A, The UC-CD-index score differs depending on the site of inflammation, defined by CD Montreal localization. Horizontal black lines with dots represent the median and IQR. B, Differences between UC and CD in a validation cohort consisting of 36 public datasets. In all 3 examined continents, persons with UC had significantly higher values than CD in the UC-CD index defined in our study. CD, Crohn’s disease; IQR, interquartile range; UC, ulcerative colitis.

Figure 4.

A, Alpha diversity plots demonstrating a reduced diversity as measured by the Shannon diversity index in those patients with a future severe disease course in CD and UC, respectively. B, Bar plot showing average numbers of different genera, demonstrating that the major factor affecting the loss of diversity is the phylum Firmicutes (which contains the class Clostridia). (C) Differential abundance plot showcasing the results from the 3 DA methods (ANCOM-BC2, LinDA, and MaAsLin2).

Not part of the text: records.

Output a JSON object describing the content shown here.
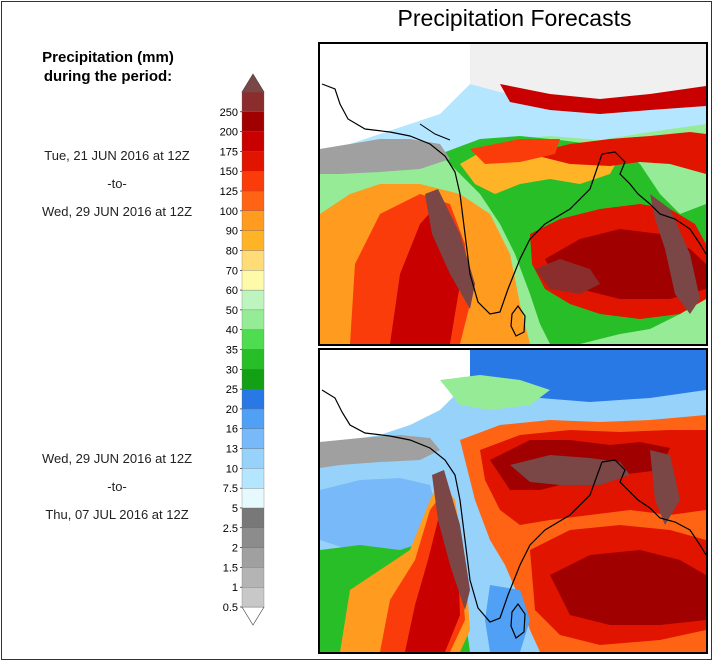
{
  "title": "Precipitation Forecasts",
  "legend": {
    "title_line1": "Precipitation (mm)",
    "title_line2": "during the period:",
    "levels": [
      "0.5",
      "1",
      "1.5",
      "2",
      "2.5",
      "5",
      "7.5",
      "10",
      "13",
      "16",
      "20",
      "25",
      "30",
      "35",
      "40",
      "50",
      "60",
      "70",
      "80",
      "90",
      "100",
      "125",
      "150",
      "175",
      "200",
      "250"
    ],
    "colors": [
      "#c8c8c8",
      "#b4b4b4",
      "#a0a0a0",
      "#8c8c8c",
      "#787878",
      "#e6fafe",
      "#b4e6ff",
      "#96d2fa",
      "#78b9fa",
      "#50a0f5",
      "#2878e6",
      "#14a014",
      "#28be28",
      "#50dc50",
      "#96eb96",
      "#bef5be",
      "#fffaaa",
      "#ffdc78",
      "#ffb428",
      "#ff9b1e",
      "#ff6414",
      "#fa3c0a",
      "#e11400",
      "#c80000",
      "#a00000",
      "#8c2d2d"
    ],
    "over_color": "#7a4646",
    "under_color": "#ffffff"
  },
  "periods": [
    {
      "start": "Tue, 21 JUN 2016 at 12Z",
      "sep": "-to-",
      "end": "Wed, 29 JUN 2016 at 12Z"
    },
    {
      "start": "Wed, 29 JUN 2016 at 12Z",
      "sep": "-to-",
      "end": "Thu, 07 JUL 2016 at 12Z"
    }
  ]
}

Only taxa with FDR-adjusted P-values (q) less than .05 in all 3 methods are included. The dot size represents the q value, X-axis demonstrates log(e) fold changes estimated by ANCOM-BC2, but all 3 methods showed similar fold change patterns. Most taxa differing between the diagnostic groups belong to the class Clostridia, many of which are significantly decreased in UC patients with a future severe disease course compared to those with an indolent disease course. Twenty-six taxa were differentially abundant between patients with severe and indolent disease courses. CD, Crohn’s disease; UC, ulcerative colitis.

Figure 5.

A, B, C, D, AUC curves showing the predictive capacity of 3 different sets of variables for classifying a future severe disease course in CD and UC, respectively. In CD, the variable set “Clinical” scored significantly better than microbiome data (P < .0001). The opposite was true in UC, where the microbiome held the best predictive capacity of the 2 (P < .0001). When excluding patients admitted with a severe baseline Mayo endoscopic subscore with left-sided to total colitis, the microbiome was still the best performer, but no longer significantly better than “Clinical.” *Excluding severe baseline Mayo score with left-sided to total colitis; **Only left-sided or total colitis. AUC, area under the receiver operating curve; CD, Crohn’s disease; UC, ulcerative colitis.